Two wild foxes playing in grass

Labour has set out a £4.5m funding boost to fight hare coursing, fox hunting and other wildlife crimes.

The plans will double the number of police officers tasked to prosecute wildlife crimes from 88 to 170, increasing the capacity of rural crime units to prosecute wildlife crime. The additional officers will also help tackle other crimes in rural areas such as livestock theft and dog fighting. 

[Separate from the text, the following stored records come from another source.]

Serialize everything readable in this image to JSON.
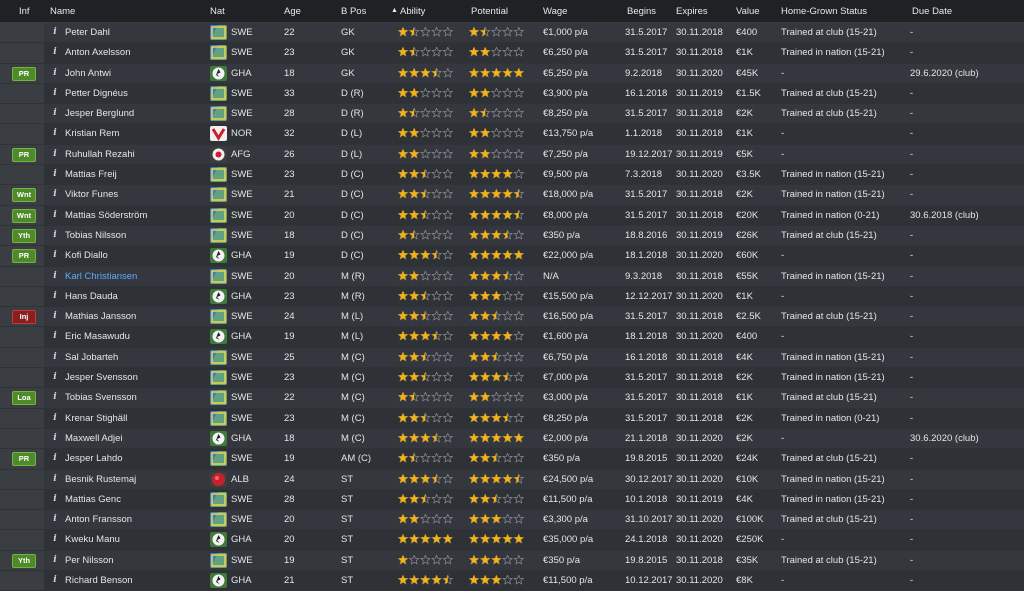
{
  "columns": {
    "inf": "Inf",
    "name": "Name",
    "nat": "Nat",
    "age": "Age",
    "bpos": "B Pos",
    "ability": "Ability",
    "sort_indicator": "▲",
    "potential": "Potential",
    "wage": "Wage",
    "begins": "Begins",
    "expires": "Expires",
    "value": "Value",
    "hg": "Home-Grown Status",
    "due": "Due Date"
  },
  "colors": {
    "star": "#f2b31b",
    "star_empty": "#8a8d92",
    "green_badge": "#4f8a2a",
    "red_badge": "#8a1f1f",
    "link": "#5fa8ff"
  },
  "players": [
    {
      "inf": "",
      "name": "Peter Dahl",
      "flag": "swe",
      "nat": "SWE",
      "age": "22",
      "bpos": "GK",
      "ability": 1.5,
      "potential": 1.5,
      "wage": "€1,000 p/a",
      "begins": "31.5.2017",
      "expires": "30.11.2018",
      "value": "€400",
      "hg": "Trained at club (15-21)",
      "due": "-"
    },
    {
      "inf": "",
      "name": "Anton Axelsson",
      "flag": "swe",
      "nat": "SWE",
      "age": "23",
      "bpos": "GK",
      "ability": 1.5,
      "potential": 2,
      "wage": "€6,250 p/a",
      "begins": "31.5.2017",
      "expires": "30.11.2018",
      "value": "€1K",
      "hg": "Trained in nation (15-21)",
      "due": "-"
    },
    {
      "inf": "PR",
      "name": "John Antwi",
      "flag": "gha",
      "nat": "GHA",
      "age": "18",
      "bpos": "GK",
      "ability": 3.5,
      "potential": 5,
      "wage": "€5,250 p/a",
      "begins": "9.2.2018",
      "expires": "30.11.2020",
      "value": "€45K",
      "hg": "-",
      "due": "29.6.2020 (club)"
    },
    {
      "inf": "",
      "name": "Petter Dignéus",
      "flag": "swe",
      "nat": "SWE",
      "age": "33",
      "bpos": "D (R)",
      "ability": 2,
      "potential": 2,
      "wage": "€3,900 p/a",
      "begins": "16.1.2018",
      "expires": "30.11.2019",
      "value": "€1.5K",
      "hg": "Trained at club (15-21)",
      "due": "-"
    },
    {
      "inf": "",
      "name": "Jesper Berglund",
      "flag": "swe",
      "nat": "SWE",
      "age": "28",
      "bpos": "D (R)",
      "ability": 1.5,
      "potential": 1.5,
      "wage": "€8,250 p/a",
      "begins": "31.5.2017",
      "expires": "30.11.2018",
      "value": "€2K",
      "hg": "Trained at club (15-21)",
      "due": "-"
    },
    {
      "inf": "",
      "name": "Kristian Rem",
      "flag": "nor",
      "nat": "NOR",
      "age": "32",
      "bpos": "D (L)",
      "ability": 2,
      "potential": 2,
      "wage": "€13,750 p/a",
      "begins": "1.1.2018",
      "expires": "30.11.2018",
      "value": "€1K",
      "hg": "-",
      "due": "-"
    },
    {
      "inf": "PR",
      "name": "Ruhullah Rezahi",
      "flag": "afg",
      "nat": "AFG",
      "age": "26",
      "bpos": "D (L)",
      "ability": 2,
      "potential": 2,
      "wage": "€7,250 p/a",
      "begins": "19.12.2017",
      "expires": "30.11.2019",
      "value": "€5K",
      "hg": "-",
      "due": "-"
    },
    {
      "inf": "",
      "name": "Mattias Freij",
      "flag": "swe",
      "nat": "SWE",
      "age": "23",
      "bpos": "D (C)",
      "ability": 2.5,
      "potential": 4,
      "wage": "€9,500 p/a",
      "begins": "7.3.2018",
      "expires": "30.11.2020",
      "value": "€3.5K",
      "hg": "Trained in nation (15-21)",
      "due": "-"
    },
    {
      "inf": "Wnt",
      "name": "Viktor Funes",
      "flag": "swe",
      "nat": "SWE",
      "age": "21",
      "bpos": "D (C)",
      "ability": 2.5,
      "potential": 4.5,
      "wage": "€18,000 p/a",
      "begins": "31.5.2017",
      "expires": "30.11.2018",
      "value": "€2K",
      "hg": "Trained in nation (15-21)",
      "due": "-"
    },
    {
      "inf": "Wnt",
      "name": "Mattias Söderström",
      "flag": "swe",
      "nat": "SWE",
      "age": "20",
      "bpos": "D (C)",
      "ability": 2.5,
      "potential": 4.5,
      "wage": "€8,000 p/a",
      "begins": "31.5.2017",
      "expires": "30.11.2018",
      "value": "€20K",
      "hg": "Trained in nation (0-21)",
      "due": "30.6.2018 (club)"
    },
    {
      "inf": "Yth",
      "name": "Tobias Nilsson",
      "flag": "swe",
      "nat": "SWE",
      "age": "18",
      "bpos": "D (C)",
      "ability": 1.5,
      "potential": 3.5,
      "wage": "€350 p/a",
      "begins": "18.8.2016",
      "expires": "30.11.2019",
      "value": "€26K",
      "hg": "Trained at club (15-21)",
      "due": "-"
    },
    {
      "inf": "PR",
      "name": "Kofi Diallo",
      "flag": "gha",
      "nat": "GHA",
      "age": "19",
      "bpos": "D (C)",
      "ability": 3.5,
      "potential": 5,
      "wage": "€22,000 p/a",
      "begins": "18.1.2018",
      "expires": "30.11.2020",
      "value": "€60K",
      "hg": "-",
      "due": "-"
    },
    {
      "inf": "",
      "name": "Karl Christiansen",
      "flag": "swe",
      "nat": "SWE",
      "age": "20",
      "bpos": "M (R)",
      "ability": 2,
      "potential": 3.5,
      "wage": "N/A",
      "begins": "9.3.2018",
      "expires": "30.11.2018",
      "value": "€55K",
      "hg": "Trained in nation (15-21)",
      "due": "-",
      "link": true
    },
    {
      "inf": "",
      "name": "Hans Dauda",
      "flag": "gha",
      "nat": "GHA",
      "age": "23",
      "bpos": "M (R)",
      "ability": 2.5,
      "potential": 3,
      "wage": "€15,500 p/a",
      "begins": "12.12.2017",
      "expires": "30.11.2020",
      "value": "€1K",
      "hg": "-",
      "due": "-"
    },
    {
      "inf": "Inj",
      "name": "Mathias Jansson",
      "flag": "swe",
      "nat": "SWE",
      "age": "24",
      "bpos": "M (L)",
      "ability": 2.5,
      "potential": 2.5,
      "wage": "€16,500 p/a",
      "begins": "31.5.2017",
      "expires": "30.11.2018",
      "value": "€2.5K",
      "hg": "Trained at club (15-21)",
      "due": "-"
    },
    {
      "inf": "",
      "name": "Eric Masawudu",
      "flag": "gha",
      "nat": "GHA",
      "age": "19",
      "bpos": "M (L)",
      "ability": 3.5,
      "potential": 4,
      "wage": "€1,600 p/a",
      "begins": "18.1.2018",
      "expires": "30.11.2020",
      "value": "€400",
      "hg": "-",
      "due": "-"
    },
    {
      "inf": "",
      "name": "Sal Jobarteh",
      "flag": "swe",
      "nat": "SWE",
      "age": "25",
      "bpos": "M (C)",
      "ability": 2.5,
      "potential": 2.5,
      "wage": "€6,750 p/a",
      "begins": "16.1.2018",
      "expires": "30.11.2018",
      "value": "€4K",
      "hg": "Trained in nation (15-21)",
      "due": "-"
    },
    {
      "inf": "",
      "name": "Jesper Svensson",
      "flag": "swe",
      "nat": "SWE",
      "age": "23",
      "bpos": "M (C)",
      "ability": 2.5,
      "potential": 3.5,
      "wage": "€7,000 p/a",
      "begins": "31.5.2017",
      "expires": "30.11.2018",
      "value": "€2K",
      "hg": "Trained in nation (15-21)",
      "due": "-"
    },
    {
      "inf": "Loa",
      "name": "Tobias Svensson",
      "flag": "swe",
      "nat": "SWE",
      "age": "22",
      "bpos": "M (C)",
      "ability": 1.5,
      "potential": 2,
      "wage": "€3,000 p/a",
      "begins": "31.5.2017",
      "expires": "30.11.2018",
      "value": "€1K",
      "hg": "Trained at club (15-21)",
      "due": "-"
    },
    {
      "inf": "",
      "name": "Krenar Stighäll",
      "flag": "swe",
      "nat": "SWE",
      "age": "23",
      "bpos": "M (C)",
      "ability": 2.5,
      "potential": 3.5,
      "wage": "€8,250 p/a",
      "begins": "31.5.2017",
      "expires": "30.11.2018",
      "value": "€2K",
      "hg": "Trained in nation (0-21)",
      "due": "-"
    },
    {
      "inf": "",
      "name": "Maxwell Adjei",
      "flag": "gha",
      "nat": "GHA",
      "age": "18",
      "bpos": "M (C)",
      "ability": 3.5,
      "potential": 5,
      "wage": "€2,000 p/a",
      "begins": "21.1.2018",
      "expires": "30.11.2020",
      "value": "€2K",
      "hg": "-",
      "due": "30.6.2020 (club)"
    },
    {
      "inf": "PR",
      "name": "Jesper Lahdo",
      "flag": "swe",
      "nat": "SWE",
      "age": "19",
      "bpos": "AM (C)",
      "ability": 1.5,
      "potential": 2.5,
      "wage": "€350 p/a",
      "begins": "19.8.2015",
      "expires": "30.11.2020",
      "value": "€24K",
      "hg": "Trained at club (15-21)",
      "due": "-"
    },
    {
      "inf": "",
      "name": "Besnik Rustemaj",
      "flag": "alb",
      "nat": "ALB",
      "age": "24",
      "bpos": "ST",
      "ability": 3.5,
      "potential": 4.5,
      "wage": "€24,500 p/a",
      "begins": "30.12.2017",
      "expires": "30.11.2020",
      "value": "€10K",
      "hg": "Trained in nation (15-21)",
      "due": "-"
    },
    {
      "inf": "",
      "name": "Mattias Genc",
      "flag": "swe",
      "nat": "SWE",
      "age": "28",
      "bpos": "ST",
      "ability": 2.5,
      "potential": 2.5,
      "wage": "€11,500 p/a",
      "begins": "10.1.2018",
      "expires": "30.11.2019",
      "value": "€4K",
      "hg": "Trained in nation (15-21)",
      "due": "-"
    },
    {
      "inf": "",
      "name": "Anton Fransson",
      "flag": "swe",
      "nat": "SWE",
      "age": "20",
      "bpos": "ST",
      "ability": 2,
      "potential": 3,
      "wage": "€3,300 p/a",
      "begins": "31.10.2017",
      "expires": "30.11.2020",
      "value": "€100K",
      "hg": "Trained at club (15-21)",
      "due": "-"
    },
    {
      "inf": "",
      "name": "Kweku Manu",
      "flag": "gha",
      "nat": "GHA",
      "age": "20",
      "bpos": "ST",
      "ability": 5,
      "potential": 5,
      "wage": "€35,000 p/a",
      "begins": "24.1.2018",
      "expires": "30.11.2020",
      "value": "€250K",
      "hg": "-",
      "due": "-"
    },
    {
      "inf": "Yth",
      "name": "Per Nilsson",
      "flag": "swe",
      "nat": "SWE",
      "age": "19",
      "bpos": "ST",
      "ability": 1,
      "potential": 3,
      "wage": "€350 p/a",
      "begins": "19.8.2015",
      "expires": "30.11.2018",
      "value": "€35K",
      "hg": "Trained at club (15-21)",
      "due": "-"
    },
    {
      "inf": "",
      "name": "Richard Benson",
      "flag": "gha",
      "nat": "GHA",
      "age": "21",
      "bpos": "ST",
      "ability": 4.5,
      "potential": 3,
      "wage": "€11,500 p/a",
      "begins": "10.12.2017",
      "expires": "30.11.2020",
      "value": "€8K",
      "hg": "-",
      "due": "-"
    }
  ]
}
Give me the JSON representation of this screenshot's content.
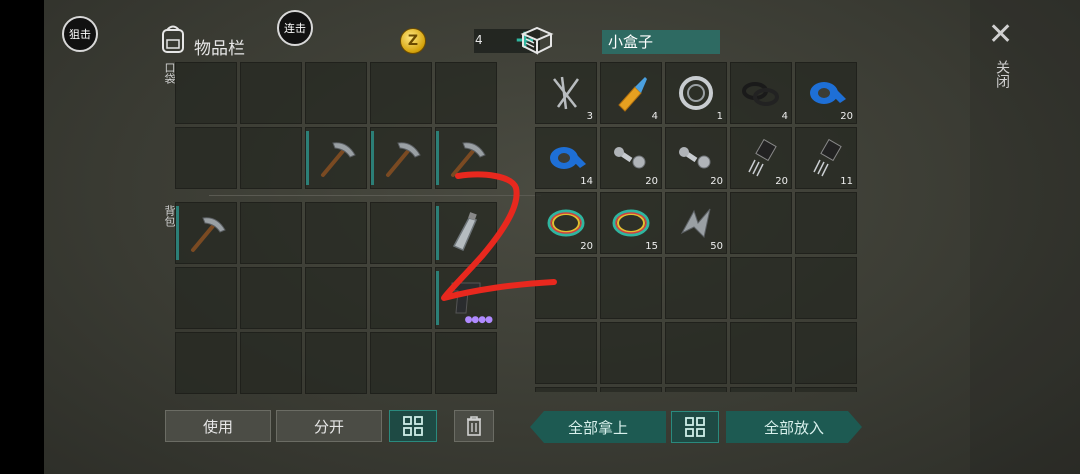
{
  "hud": {
    "snipe_label": "狙击",
    "combo_label": "连击"
  },
  "inventory": {
    "title": "物品栏",
    "pocket_label": "口袋",
    "backpack_label": "背包"
  },
  "currency": {
    "count": "4",
    "plus_label": "+"
  },
  "container": {
    "name": "小盒子"
  },
  "actions": {
    "use_label": "使用",
    "split_label": "分开",
    "take_all_label": "全部拿上",
    "put_all_label": "全部放入"
  },
  "close": {
    "icon": "close-icon",
    "label": "关闭"
  },
  "pocket_slots": [
    "",
    "",
    "",
    "",
    "",
    "",
    "",
    "pickaxe",
    "pickaxe",
    "pickaxe"
  ],
  "backpack_slots": [
    "pickaxe",
    "",
    "",
    "",
    "bottle",
    "",
    "",
    "",
    "",
    "pistol",
    "",
    "",
    "",
    "",
    ""
  ],
  "container_slots": [
    {
      "item": "nails",
      "count": "3"
    },
    {
      "item": "glue",
      "count": "4"
    },
    {
      "item": "bearing",
      "count": "1"
    },
    {
      "item": "rubber-rings",
      "count": "4"
    },
    {
      "item": "blue-tape",
      "count": "20"
    },
    {
      "item": "blue-tape",
      "count": "14"
    },
    {
      "item": "bolts",
      "count": "20"
    },
    {
      "item": "bolts",
      "count": "20"
    },
    {
      "item": "transistor",
      "count": "20"
    },
    {
      "item": "transistor",
      "count": "11"
    },
    {
      "item": "wires",
      "count": "20"
    },
    {
      "item": "wires",
      "count": "15"
    },
    {
      "item": "scrap-metal",
      "count": "50"
    },
    {
      "item": "",
      "count": ""
    },
    {
      "item": "",
      "count": ""
    },
    {
      "item": "",
      "count": ""
    },
    {
      "item": "",
      "count": ""
    },
    {
      "item": "",
      "count": ""
    },
    {
      "item": "",
      "count": ""
    },
    {
      "item": "",
      "count": ""
    },
    {
      "item": "",
      "count": ""
    },
    {
      "item": "",
      "count": ""
    },
    {
      "item": "",
      "count": ""
    },
    {
      "item": "",
      "count": ""
    },
    {
      "item": "",
      "count": ""
    },
    {
      "item": "",
      "count": ""
    },
    {
      "item": "",
      "count": ""
    },
    {
      "item": "",
      "count": ""
    },
    {
      "item": "",
      "count": ""
    },
    {
      "item": "",
      "count": ""
    }
  ],
  "annotation": {
    "text": "2",
    "color": "#e8281e"
  }
}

This plan is just part of Labour’s animal welfare manifesto which plans to:

  • Close loopholes in the 2004 Hunting Act that in practice allow the continuation of illegal hunting of foxes, deer and hares.
  • Introduce a ‘recklessness’ clause to prevent trail hunts being used as cover for the illegal hunting of wild mammals.
  • Remove the exemption for ‘research and observation’ hunting.
  • Remove the exemption for ‘use of dogs below ground to protect birds for shooting’.
  • Review the penalties available under the 2004 Hunting Act.
  • Consult on the introduction of custodial sentences for illegal hunting.


Sue Hayman, Labour’s Shadow Environment Secretary, said:

“Labour's animal welfare manifesto is the most radical animal welfare plan anywhere in the world.

“We are calling time on those who have been allowed to get away with illegally hunting, maiming and killing wild animals such as deer, hen harriers, foxes and hares.”